“My grandma left the South to get away from this.”

My neighbors and I have started attending a series of workshops hosted by Openlands to help Chicago residents to start a new garden. Our instructor, Julie Samuels, is a long-time community organizer, and it was valuable for me to hear her assertion that people are the most important part of a community garden. During the first class, we heard stories about the challenges and successes of other community garden projects. In some neighborhoods, residents are vehemently opposed to edible food gardens, which inhibits those who are interested from getting them going.

For many people of color, there is a stigma around traditions connected to food and farming. It’s  important to understand why. Organizing people around food justice issues means education about the difference between the work of share-croppers and slaves and the labor of contemporary community gardeners who are directly engaged in the livelihood of their neighborhood. With that in mind, it’s also important to acknowledge that many white folks have taken advantage of the growing food and environmental justice movement in ways that replicate the inequities of the past. That’s why community gardens, organized and maintained by neighbors for non-commercial food production, are so exciting. I prefer a cucumber I grew on my own to anything that I could get from someone else, including local farmer’s markets or CSAs. My interest in community gardens are the latest iteration of my long-standing commitment to DIY: they are one of the simplest ways to work towards autonomy.

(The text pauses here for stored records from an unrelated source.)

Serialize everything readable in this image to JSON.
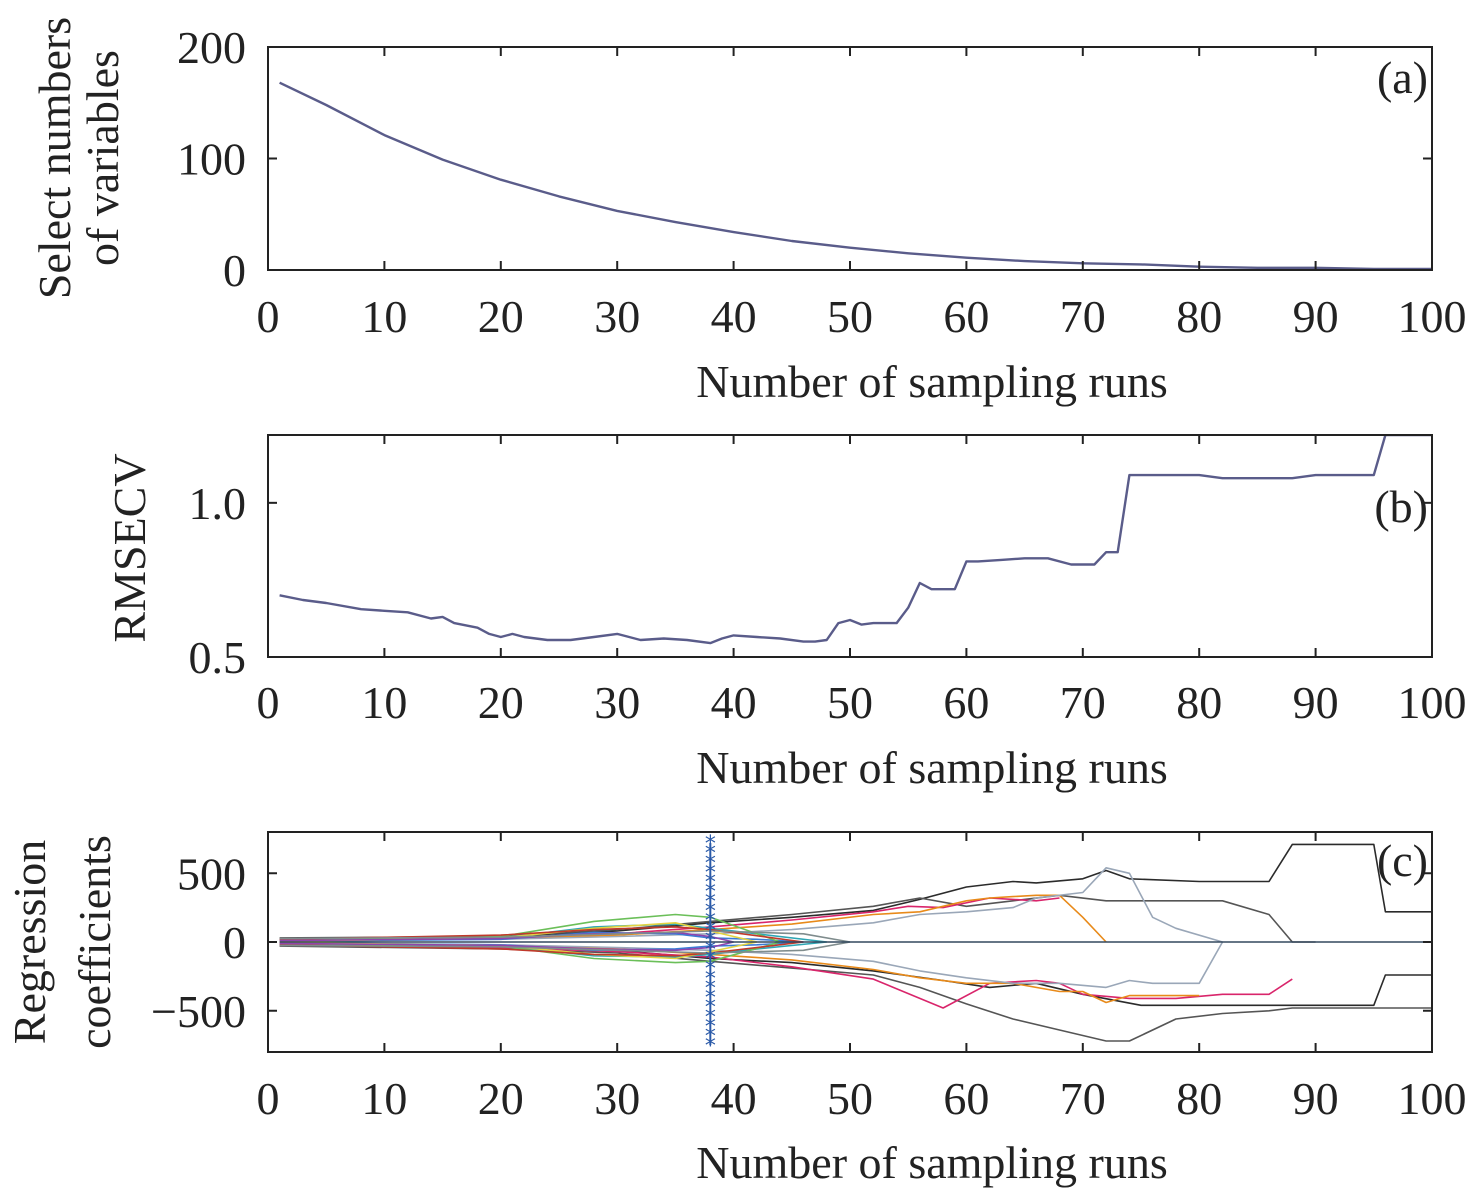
{
  "chart_data": [
    {
      "id": "a",
      "type": "line",
      "panel_label": "(a)",
      "xlabel": "Number of sampling runs",
      "ylabel_lines": [
        "Select numbers",
        "of variables"
      ],
      "xlim": [
        0,
        100
      ],
      "ylim": [
        0,
        200
      ],
      "xticks": [
        0,
        10,
        20,
        30,
        40,
        50,
        60,
        70,
        80,
        90,
        100
      ],
      "yticks": [
        0,
        100,
        200
      ],
      "ytick_labels": [
        "0",
        "100",
        "200"
      ],
      "series": [
        {
          "color": "#5a5c8a",
          "x": [
            1,
            5,
            10,
            15,
            20,
            25,
            30,
            35,
            40,
            45,
            50,
            55,
            60,
            65,
            70,
            75,
            80,
            85,
            90,
            95,
            100
          ],
          "y": [
            168,
            148,
            121,
            99,
            81,
            66,
            53,
            43,
            34,
            26,
            20,
            15,
            11,
            8,
            6,
            5,
            3,
            2,
            2,
            1,
            1
          ]
        }
      ]
    },
    {
      "id": "b",
      "type": "line",
      "panel_label": "(b)",
      "xlabel": "Number of sampling runs",
      "ylabel_lines": [
        "RMSECV"
      ],
      "xlim": [
        0,
        100
      ],
      "ylim": [
        0.5,
        1.22
      ],
      "xticks": [
        0,
        10,
        20,
        30,
        40,
        50,
        60,
        70,
        80,
        90,
        100
      ],
      "yticks": [
        0.5,
        1.0
      ],
      "ytick_labels": [
        "0.5",
        "1.0"
      ],
      "series": [
        {
          "color": "#5a5c8a",
          "x": [
            1,
            3,
            5,
            8,
            10,
            12,
            14,
            15,
            16,
            18,
            19,
            20,
            21,
            22,
            24,
            26,
            28,
            30,
            32,
            34,
            36,
            38,
            39,
            40,
            42,
            44,
            46,
            47,
            48,
            49,
            50,
            51,
            52,
            53,
            54,
            55,
            56,
            57,
            58,
            59,
            60,
            61,
            63,
            65,
            67,
            69,
            70,
            71,
            72,
            73,
            74,
            75,
            78,
            80,
            82,
            85,
            88,
            90,
            92,
            95,
            96,
            97,
            100
          ],
          "y": [
            0.7,
            0.685,
            0.675,
            0.655,
            0.65,
            0.645,
            0.625,
            0.63,
            0.61,
            0.595,
            0.575,
            0.565,
            0.575,
            0.565,
            0.555,
            0.555,
            0.565,
            0.575,
            0.555,
            0.56,
            0.555,
            0.545,
            0.56,
            0.57,
            0.565,
            0.56,
            0.55,
            0.55,
            0.555,
            0.61,
            0.62,
            0.605,
            0.61,
            0.61,
            0.61,
            0.66,
            0.74,
            0.72,
            0.72,
            0.72,
            0.81,
            0.81,
            0.815,
            0.82,
            0.82,
            0.8,
            0.8,
            0.8,
            0.84,
            0.84,
            1.09,
            1.09,
            1.09,
            1.09,
            1.08,
            1.08,
            1.08,
            1.09,
            1.09,
            1.09,
            1.22,
            1.22,
            1.22
          ]
        }
      ]
    },
    {
      "id": "c",
      "type": "line",
      "panel_label": "(c)",
      "xlabel": "Number of sampling runs",
      "ylabel_lines": [
        "Regression",
        "coefficients"
      ],
      "xlim": [
        0,
        100
      ],
      "ylim": [
        -800,
        800
      ],
      "xticks": [
        0,
        10,
        20,
        30,
        40,
        50,
        60,
        70,
        80,
        90,
        100
      ],
      "yticks": [
        -500,
        0,
        500
      ],
      "ytick_labels": [
        "−500",
        "0",
        "500"
      ],
      "marker_line": {
        "x": 38,
        "y_values": [
          -750,
          -680,
          -610,
          -540,
          -470,
          -400,
          -330,
          -260,
          -190,
          -120,
          -50,
          20,
          90,
          160,
          230,
          300,
          370,
          440,
          510,
          580,
          650,
          720
        ],
        "color": "#2b5aa8"
      },
      "series": [
        {
          "color": "#2b2b2b",
          "x": [
            1,
            20,
            30,
            38,
            45,
            52,
            58,
            62,
            66,
            70,
            75,
            80,
            86,
            88,
            95,
            96,
            100
          ],
          "y": [
            -20,
            -30,
            -60,
            -120,
            -150,
            -210,
            -280,
            -330,
            -300,
            -380,
            -460,
            -460,
            -460,
            -460,
            -460,
            -240,
            -240
          ]
        },
        {
          "color": "#2b2b2b",
          "x": [
            1,
            20,
            30,
            38,
            45,
            52,
            56,
            60,
            64,
            66,
            70,
            72,
            74,
            80,
            86,
            88,
            95,
            96,
            100
          ],
          "y": [
            20,
            40,
            80,
            140,
            180,
            230,
            310,
            400,
            440,
            430,
            460,
            520,
            460,
            440,
            440,
            710,
            710,
            220,
            220
          ]
        },
        {
          "color": "#555555",
          "x": [
            1,
            20,
            30,
            38,
            45,
            52,
            56,
            60,
            64,
            68,
            72,
            74,
            78,
            82,
            86,
            88,
            90,
            100
          ],
          "y": [
            -30,
            -50,
            -80,
            -140,
            -190,
            -240,
            -330,
            -450,
            -560,
            -640,
            -720,
            -720,
            -560,
            -520,
            -500,
            -480,
            -480,
            -480
          ]
        },
        {
          "color": "#555555",
          "x": [
            1,
            20,
            30,
            38,
            45,
            52,
            56,
            60,
            64,
            68,
            72,
            74,
            78,
            82,
            86,
            88,
            90
          ],
          "y": [
            30,
            40,
            90,
            150,
            200,
            260,
            320,
            260,
            300,
            340,
            300,
            300,
            300,
            300,
            200,
            0,
            0
          ]
        },
        {
          "color": "#d9256b",
          "x": [
            1,
            20,
            30,
            38,
            45,
            52,
            56,
            58,
            62,
            66,
            68,
            70,
            74,
            78,
            82,
            86,
            88
          ],
          "y": [
            -20,
            -40,
            -70,
            -110,
            -180,
            -270,
            -410,
            -480,
            -300,
            -280,
            -300,
            -380,
            -410,
            -410,
            -380,
            -380,
            -270
          ]
        },
        {
          "color": "#d9256b",
          "x": [
            1,
            20,
            30,
            38,
            45,
            52,
            55,
            58,
            62,
            66,
            68
          ],
          "y": [
            10,
            30,
            60,
            110,
            160,
            220,
            260,
            250,
            320,
            300,
            320
          ]
        },
        {
          "color": "#e88a1a",
          "x": [
            1,
            20,
            30,
            38,
            45,
            52,
            56,
            60,
            62,
            64,
            66,
            68,
            70,
            72
          ],
          "y": [
            15,
            25,
            50,
            90,
            130,
            200,
            220,
            300,
            320,
            330,
            340,
            340,
            180,
            0
          ]
        },
        {
          "color": "#e88a1a",
          "x": [
            1,
            20,
            30,
            38,
            45,
            52,
            56,
            60,
            64,
            68,
            70,
            72,
            74,
            80
          ],
          "y": [
            -15,
            -25,
            -50,
            -90,
            -130,
            -200,
            -260,
            -300,
            -300,
            -360,
            -360,
            -440,
            -390,
            -390
          ]
        },
        {
          "color": "#9aa7b8",
          "x": [
            1,
            20,
            30,
            38,
            45,
            52,
            56,
            60,
            64,
            66,
            70,
            72,
            74,
            76,
            78,
            82
          ],
          "y": [
            10,
            20,
            40,
            60,
            90,
            140,
            200,
            220,
            250,
            320,
            360,
            540,
            500,
            180,
            100,
            0
          ]
        },
        {
          "color": "#9aa7b8",
          "x": [
            1,
            20,
            30,
            38,
            45,
            52,
            56,
            60,
            64,
            68,
            72,
            74,
            76,
            80,
            82
          ],
          "y": [
            -10,
            -20,
            -40,
            -60,
            -90,
            -140,
            -210,
            -260,
            -300,
            -300,
            -330,
            -280,
            -300,
            -300,
            0
          ]
        },
        {
          "color": "#3a7bd5",
          "x": [
            1,
            20,
            28,
            35,
            38,
            42,
            46
          ],
          "y": [
            5,
            20,
            70,
            60,
            30,
            20,
            0
          ]
        },
        {
          "color": "#3a7bd5",
          "x": [
            1,
            20,
            28,
            35,
            38,
            42,
            46
          ],
          "y": [
            -5,
            -20,
            -60,
            -50,
            -30,
            -20,
            0
          ]
        },
        {
          "color": "#2fa6b4",
          "x": [
            1,
            20,
            28,
            35,
            38,
            42,
            48
          ],
          "y": [
            0,
            30,
            110,
            130,
            100,
            60,
            0
          ]
        },
        {
          "color": "#2fa6b4",
          "x": [
            1,
            20,
            28,
            35,
            38,
            42,
            48
          ],
          "y": [
            0,
            -30,
            -100,
            -110,
            -90,
            -50,
            0
          ]
        },
        {
          "color": "#6bbf59",
          "x": [
            1,
            20,
            28,
            35,
            38,
            44
          ],
          "y": [
            10,
            40,
            150,
            200,
            180,
            0
          ]
        },
        {
          "color": "#6bbf59",
          "x": [
            1,
            20,
            28,
            35,
            38,
            44
          ],
          "y": [
            -10,
            -30,
            -120,
            -150,
            -140,
            0
          ]
        },
        {
          "color": "#e3d341",
          "x": [
            1,
            20,
            28,
            35,
            38,
            42
          ],
          "y": [
            5,
            30,
            100,
            140,
            80,
            0
          ]
        },
        {
          "color": "#e3d341",
          "x": [
            1,
            20,
            28,
            35,
            38,
            42
          ],
          "y": [
            -5,
            -25,
            -90,
            -120,
            -70,
            0
          ]
        },
        {
          "color": "#c0392b",
          "x": [
            1,
            20,
            28,
            35,
            38,
            46
          ],
          "y": [
            20,
            50,
            90,
            110,
            90,
            0
          ]
        },
        {
          "color": "#c0392b",
          "x": [
            1,
            20,
            28,
            35,
            38,
            46
          ],
          "y": [
            -20,
            -50,
            -90,
            -100,
            -80,
            0
          ]
        },
        {
          "color": "#8e44ad",
          "x": [
            1,
            20,
            28,
            35,
            38,
            40
          ],
          "y": [
            10,
            25,
            60,
            70,
            40,
            0
          ]
        },
        {
          "color": "#8e44ad",
          "x": [
            1,
            20,
            28,
            35,
            38,
            40
          ],
          "y": [
            -10,
            -25,
            -50,
            -60,
            -40,
            0
          ]
        },
        {
          "color": "#7f8c8d",
          "x": [
            1,
            20,
            30,
            38,
            46,
            50
          ],
          "y": [
            25,
            35,
            60,
            80,
            60,
            0
          ]
        },
        {
          "color": "#7f8c8d",
          "x": [
            1,
            20,
            30,
            38,
            46,
            50
          ],
          "y": [
            -25,
            -35,
            -60,
            -80,
            -60,
            0
          ]
        },
        {
          "color": "#34495e",
          "x": [
            1,
            100
          ],
          "y": [
            0,
            0
          ]
        }
      ]
    }
  ]
}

Pancho MacFarland is a Chicago State University sociologist and member of the Roseland Community Peace Garden. He has written a few posts about this on an environmental & food justice blog. He describes the problem in this post, which I quote from below: http://ejfood.blogspot.com/2011/09/food-justice-in-city.html

Often, middle-class and aspiring middle class Black students run from the culinary and other traditions of their recent ancestors. They connect these foods and labor activities with the hard life in the South.

Another oft-heard remark in the community garden and food justice classroom is a variant of the following: “My grandma left the South to get away from this.”

He goes on to write:

A chorus of students chimed in telling stories that elders in their family had told them about the South.  What became evident during this conversation was that none of the complaints about the South during the early 20th century had anything to do directly with agriculture and rural life itself but with the racist apartheid system that controlled Black people’s right to move and degraded or dismissed their skilled artisan or farm labors.

This is a distinction I want to be very mindful about as we proceed with Garlic & Greens. What is the relationship between the stories we are gathering and the movement towards food justice? How can we celebrate soul food history while also acknowledging the lasting legacy of oppression?

Pancho MacFarland will give a free public talk about these issues on 4pm October 20th, at Columbia College Chicago as part of the Cultural Studies Colloquium Series: 624 S Michigan Ave., Collins Hall, Room 602.